The first term describes stuff about the dynamics of the field, and the second says that the field has mass m. As The_Duck says, for fancy reasons related to the weak interactions you are not allowed to just write down something like the second term in the Standard Model. So instead you say ok, how else can we make a term that looks like that appear, without just sticking it in by hand? So you invent a new (massless) field (and set m=0 for the original \phi), giving you a fancier Lagrangian:

[itex]L=∂_\mu\phi ∂^\mu\phi + ∂_\mu\Phi ∂^\mu\Phi - y\Phi^2\phi^2 - V(\Phi)[/itex]

The second last term says the two fields interact with each other (just directly, there are no fancy boson exchanges in this theory) with some strength y. The V term says something about the potential energy of this new field, and it has to be something a bit unusual to make the field behave the way you want. That is, our goal is accomplished if the interaction term would spontaneously morph into a mass term. This would happen if [itex]\Phi[/itex] would have some constant non-zero value everywhere. You can only make it do this if the lowest energy configuration of the field is not to be zero everywhere (which is the case for the other field, [itex]\phi[/itex]), which is achieved by building the potential energy term to make this the case.

Anyway, if indeed [itex]\Phi[/itex] becomes contant everywhere ("adopts a non-zero vacuum expectation value", or VEV), say v, then the kinetic terms at the beginning vanish (since derivative of constant = zero) and the Langragian looks like

[itex]L=∂_\mu\phi ∂^\mu\phi - y v \phi^2 - V(v)[/itex]

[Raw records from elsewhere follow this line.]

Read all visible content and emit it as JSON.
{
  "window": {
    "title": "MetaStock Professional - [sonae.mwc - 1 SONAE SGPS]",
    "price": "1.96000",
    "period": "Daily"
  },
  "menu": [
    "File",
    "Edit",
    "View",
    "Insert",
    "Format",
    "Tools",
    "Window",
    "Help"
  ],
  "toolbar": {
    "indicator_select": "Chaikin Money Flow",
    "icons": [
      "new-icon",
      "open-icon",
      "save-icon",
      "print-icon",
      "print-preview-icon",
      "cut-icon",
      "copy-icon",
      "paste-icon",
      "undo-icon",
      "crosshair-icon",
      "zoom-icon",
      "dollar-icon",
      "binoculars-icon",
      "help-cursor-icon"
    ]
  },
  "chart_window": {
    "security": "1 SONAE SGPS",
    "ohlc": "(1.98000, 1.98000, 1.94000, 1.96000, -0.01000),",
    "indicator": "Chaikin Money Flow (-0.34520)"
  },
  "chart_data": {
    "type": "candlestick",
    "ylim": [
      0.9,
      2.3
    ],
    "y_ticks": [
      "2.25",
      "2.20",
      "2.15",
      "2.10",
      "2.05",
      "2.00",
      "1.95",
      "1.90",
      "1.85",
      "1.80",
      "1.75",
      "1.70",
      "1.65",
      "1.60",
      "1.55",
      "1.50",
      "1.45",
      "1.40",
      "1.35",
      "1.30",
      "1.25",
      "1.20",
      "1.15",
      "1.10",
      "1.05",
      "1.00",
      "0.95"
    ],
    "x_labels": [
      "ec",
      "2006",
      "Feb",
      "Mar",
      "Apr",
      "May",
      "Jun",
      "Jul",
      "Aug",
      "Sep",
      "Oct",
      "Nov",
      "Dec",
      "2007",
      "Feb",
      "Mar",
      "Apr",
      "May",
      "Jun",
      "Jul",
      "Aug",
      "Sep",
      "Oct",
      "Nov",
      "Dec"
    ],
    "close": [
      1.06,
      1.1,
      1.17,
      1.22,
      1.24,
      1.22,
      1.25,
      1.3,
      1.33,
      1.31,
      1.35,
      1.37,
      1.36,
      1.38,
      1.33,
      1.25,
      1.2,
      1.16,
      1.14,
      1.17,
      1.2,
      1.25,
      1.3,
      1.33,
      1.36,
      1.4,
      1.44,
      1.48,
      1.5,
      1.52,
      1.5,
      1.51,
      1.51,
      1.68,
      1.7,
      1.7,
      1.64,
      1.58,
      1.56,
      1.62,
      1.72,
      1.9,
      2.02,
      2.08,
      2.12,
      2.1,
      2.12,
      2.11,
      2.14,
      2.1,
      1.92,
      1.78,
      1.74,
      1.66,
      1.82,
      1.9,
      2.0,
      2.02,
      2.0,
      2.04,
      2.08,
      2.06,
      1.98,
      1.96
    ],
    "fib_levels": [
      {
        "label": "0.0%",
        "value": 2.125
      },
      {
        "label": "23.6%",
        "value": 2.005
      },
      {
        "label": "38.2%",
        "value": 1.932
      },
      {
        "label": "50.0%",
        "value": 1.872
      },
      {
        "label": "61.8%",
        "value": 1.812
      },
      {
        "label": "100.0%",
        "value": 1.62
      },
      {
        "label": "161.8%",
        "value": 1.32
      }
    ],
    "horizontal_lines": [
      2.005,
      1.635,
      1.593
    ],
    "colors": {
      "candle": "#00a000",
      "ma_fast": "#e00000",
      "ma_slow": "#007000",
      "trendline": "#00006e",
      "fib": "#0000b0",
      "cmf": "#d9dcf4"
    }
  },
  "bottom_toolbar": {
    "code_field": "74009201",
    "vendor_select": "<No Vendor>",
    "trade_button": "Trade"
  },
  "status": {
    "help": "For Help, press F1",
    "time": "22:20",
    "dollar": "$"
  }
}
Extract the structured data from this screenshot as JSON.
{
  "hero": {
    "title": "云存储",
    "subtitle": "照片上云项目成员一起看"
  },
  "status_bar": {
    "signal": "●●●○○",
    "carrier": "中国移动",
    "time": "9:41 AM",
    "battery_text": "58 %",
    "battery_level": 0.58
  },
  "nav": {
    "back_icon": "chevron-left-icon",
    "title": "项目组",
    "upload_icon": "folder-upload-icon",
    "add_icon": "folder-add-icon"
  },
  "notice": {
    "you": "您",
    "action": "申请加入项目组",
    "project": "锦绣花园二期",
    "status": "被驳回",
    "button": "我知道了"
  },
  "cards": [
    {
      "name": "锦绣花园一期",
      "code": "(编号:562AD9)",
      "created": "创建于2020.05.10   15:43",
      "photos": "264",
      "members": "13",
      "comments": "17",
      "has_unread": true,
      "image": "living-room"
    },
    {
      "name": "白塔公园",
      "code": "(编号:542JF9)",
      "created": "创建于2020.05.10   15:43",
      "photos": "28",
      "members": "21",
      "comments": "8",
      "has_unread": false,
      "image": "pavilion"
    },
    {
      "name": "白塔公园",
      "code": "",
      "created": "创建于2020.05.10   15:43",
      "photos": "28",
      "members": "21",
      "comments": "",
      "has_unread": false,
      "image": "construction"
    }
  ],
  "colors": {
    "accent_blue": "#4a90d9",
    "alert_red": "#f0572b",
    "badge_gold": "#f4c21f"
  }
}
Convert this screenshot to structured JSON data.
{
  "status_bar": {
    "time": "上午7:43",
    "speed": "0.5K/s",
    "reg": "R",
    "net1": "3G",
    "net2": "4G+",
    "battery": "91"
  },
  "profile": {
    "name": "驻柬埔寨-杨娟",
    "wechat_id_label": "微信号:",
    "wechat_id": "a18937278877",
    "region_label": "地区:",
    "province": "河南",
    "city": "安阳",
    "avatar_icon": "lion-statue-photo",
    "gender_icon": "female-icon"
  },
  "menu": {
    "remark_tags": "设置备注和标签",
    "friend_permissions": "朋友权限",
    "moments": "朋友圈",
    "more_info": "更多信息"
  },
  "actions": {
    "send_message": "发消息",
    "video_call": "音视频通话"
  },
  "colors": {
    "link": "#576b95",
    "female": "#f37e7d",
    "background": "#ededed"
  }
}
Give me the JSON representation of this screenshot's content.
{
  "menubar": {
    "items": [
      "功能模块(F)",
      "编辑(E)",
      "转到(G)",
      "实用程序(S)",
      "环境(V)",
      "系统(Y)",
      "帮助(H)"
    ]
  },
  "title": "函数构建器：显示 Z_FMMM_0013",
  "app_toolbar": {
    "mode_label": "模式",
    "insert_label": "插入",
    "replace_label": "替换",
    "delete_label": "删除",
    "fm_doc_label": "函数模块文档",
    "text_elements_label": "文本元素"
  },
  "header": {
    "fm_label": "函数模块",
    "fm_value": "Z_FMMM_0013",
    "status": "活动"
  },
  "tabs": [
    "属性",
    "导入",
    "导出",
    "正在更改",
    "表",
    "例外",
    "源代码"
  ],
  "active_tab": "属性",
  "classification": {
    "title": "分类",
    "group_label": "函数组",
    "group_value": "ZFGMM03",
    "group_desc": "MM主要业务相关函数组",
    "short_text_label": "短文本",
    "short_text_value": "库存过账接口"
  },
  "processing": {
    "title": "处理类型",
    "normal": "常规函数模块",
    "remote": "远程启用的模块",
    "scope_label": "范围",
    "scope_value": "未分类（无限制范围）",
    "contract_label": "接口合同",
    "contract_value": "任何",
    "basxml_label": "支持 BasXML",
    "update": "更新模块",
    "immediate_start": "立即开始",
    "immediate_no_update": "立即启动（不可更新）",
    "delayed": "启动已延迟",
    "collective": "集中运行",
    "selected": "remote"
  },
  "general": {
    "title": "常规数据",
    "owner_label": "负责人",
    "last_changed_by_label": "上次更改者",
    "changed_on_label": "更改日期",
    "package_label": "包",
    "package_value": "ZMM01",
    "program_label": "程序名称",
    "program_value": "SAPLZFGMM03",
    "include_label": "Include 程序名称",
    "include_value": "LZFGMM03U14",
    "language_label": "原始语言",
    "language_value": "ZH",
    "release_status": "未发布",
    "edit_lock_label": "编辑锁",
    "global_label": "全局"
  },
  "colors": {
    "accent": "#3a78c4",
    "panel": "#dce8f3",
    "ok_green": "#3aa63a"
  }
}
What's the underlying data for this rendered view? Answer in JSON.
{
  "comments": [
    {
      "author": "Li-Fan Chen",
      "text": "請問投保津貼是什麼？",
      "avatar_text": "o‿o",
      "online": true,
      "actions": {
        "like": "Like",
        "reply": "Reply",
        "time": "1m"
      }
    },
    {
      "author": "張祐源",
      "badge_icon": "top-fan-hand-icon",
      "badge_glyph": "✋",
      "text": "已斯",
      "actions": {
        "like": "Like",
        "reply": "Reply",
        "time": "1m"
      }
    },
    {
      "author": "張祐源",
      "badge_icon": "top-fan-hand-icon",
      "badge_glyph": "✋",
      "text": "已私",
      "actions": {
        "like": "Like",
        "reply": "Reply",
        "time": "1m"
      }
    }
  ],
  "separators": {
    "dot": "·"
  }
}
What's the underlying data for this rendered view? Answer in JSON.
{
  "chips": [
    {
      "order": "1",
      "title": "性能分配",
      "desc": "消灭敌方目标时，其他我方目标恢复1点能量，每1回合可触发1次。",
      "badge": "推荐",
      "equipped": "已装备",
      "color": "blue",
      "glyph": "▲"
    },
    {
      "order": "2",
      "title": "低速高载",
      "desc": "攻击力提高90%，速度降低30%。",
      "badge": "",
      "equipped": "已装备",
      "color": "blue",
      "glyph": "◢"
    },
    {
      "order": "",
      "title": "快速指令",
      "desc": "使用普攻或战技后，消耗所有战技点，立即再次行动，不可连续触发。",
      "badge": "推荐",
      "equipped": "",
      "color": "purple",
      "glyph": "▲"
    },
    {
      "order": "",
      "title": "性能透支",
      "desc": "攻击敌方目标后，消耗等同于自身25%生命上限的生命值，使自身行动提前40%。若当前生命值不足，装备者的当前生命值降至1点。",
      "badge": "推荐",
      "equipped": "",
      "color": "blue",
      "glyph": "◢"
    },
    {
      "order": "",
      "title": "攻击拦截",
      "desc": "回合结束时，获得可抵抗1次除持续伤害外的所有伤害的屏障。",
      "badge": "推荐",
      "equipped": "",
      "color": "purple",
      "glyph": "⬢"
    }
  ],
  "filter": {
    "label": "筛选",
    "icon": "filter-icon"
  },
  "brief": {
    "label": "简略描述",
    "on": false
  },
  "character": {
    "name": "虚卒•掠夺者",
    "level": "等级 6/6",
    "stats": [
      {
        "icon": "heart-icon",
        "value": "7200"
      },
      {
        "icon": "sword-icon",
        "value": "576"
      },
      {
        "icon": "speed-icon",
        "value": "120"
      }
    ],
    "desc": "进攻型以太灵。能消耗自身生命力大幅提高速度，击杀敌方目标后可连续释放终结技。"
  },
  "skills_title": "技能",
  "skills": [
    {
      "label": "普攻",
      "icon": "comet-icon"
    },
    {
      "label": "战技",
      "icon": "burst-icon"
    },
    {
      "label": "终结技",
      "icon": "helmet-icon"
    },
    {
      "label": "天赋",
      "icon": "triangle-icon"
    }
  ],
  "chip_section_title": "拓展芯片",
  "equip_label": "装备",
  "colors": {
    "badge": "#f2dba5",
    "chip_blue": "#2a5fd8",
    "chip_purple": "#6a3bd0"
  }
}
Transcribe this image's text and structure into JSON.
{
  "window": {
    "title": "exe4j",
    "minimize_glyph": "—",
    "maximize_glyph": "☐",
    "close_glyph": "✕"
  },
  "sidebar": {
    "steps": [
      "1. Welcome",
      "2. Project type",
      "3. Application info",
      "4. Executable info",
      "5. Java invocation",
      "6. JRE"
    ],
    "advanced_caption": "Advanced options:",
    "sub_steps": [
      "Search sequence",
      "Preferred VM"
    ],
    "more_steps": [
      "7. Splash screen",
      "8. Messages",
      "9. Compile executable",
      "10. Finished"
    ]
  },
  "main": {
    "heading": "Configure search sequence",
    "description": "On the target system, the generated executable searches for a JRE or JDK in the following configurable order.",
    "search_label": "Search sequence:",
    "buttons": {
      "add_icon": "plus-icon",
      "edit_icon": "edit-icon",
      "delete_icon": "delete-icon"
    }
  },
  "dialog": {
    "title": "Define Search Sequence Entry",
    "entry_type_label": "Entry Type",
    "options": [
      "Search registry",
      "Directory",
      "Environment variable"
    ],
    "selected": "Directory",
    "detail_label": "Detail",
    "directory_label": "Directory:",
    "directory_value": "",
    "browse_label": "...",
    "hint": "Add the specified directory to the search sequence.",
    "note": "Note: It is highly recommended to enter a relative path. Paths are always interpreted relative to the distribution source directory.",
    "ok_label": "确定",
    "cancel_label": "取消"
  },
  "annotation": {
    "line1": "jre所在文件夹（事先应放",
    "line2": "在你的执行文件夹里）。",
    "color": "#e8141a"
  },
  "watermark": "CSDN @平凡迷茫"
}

And huzzah we have a mass term. I left out some terms which come from considering small perturbations around the VEV, which give you "higgs bosons", but this is the general idea.

So why not do something similar for charge? Well, as The_Duck says we don't need to, so why bother, but I can see that it might be interesting to check out anyway in case something cool happens. We'd probably have to think more carefully about gauge symmetries to talk seriously about this, but the following naive picture might also be useful. Consider what charge is: it tells us something about how strongly two fields interact with each other (Consider electric charge. Usually we think about two charged things, but more fundamentally it really tells about how electrically charged objects interact with photons). So our coupling constant "y" in the above theory does something similar to charge. You could replace it with yet another field, but that field would have to interact with the first with yet another coupling constant, so it looks like you would just replace one constant with another (plus a VEV), and have invented a new field, and not much would be fundamentally different in the structure of the theory. That said I haven't thought much about how this picture might be different in a proper gauge theory, but nothing interesting immediately comes to mind.

So you could do it but you'd want a good reason to go to the extra trouble. Postulating new things just costs you plausibility unless you have some specific reason to do so.

Perhaps I should add that despite the hype, I don't really think the Higgs boson tells us anything interesting at all about the origin of mass. It is not really any more illuminating to say that these mass terms comes from some fancy interaction with the Higgs field than it is to just write them straight down (although of course is important for letting us produce the mass terms at all). We are learning important things about the nature of the electroweak interactions and spontaneous symmetry breaking, but all this public stuff said about mass is beside the point as far as I see it.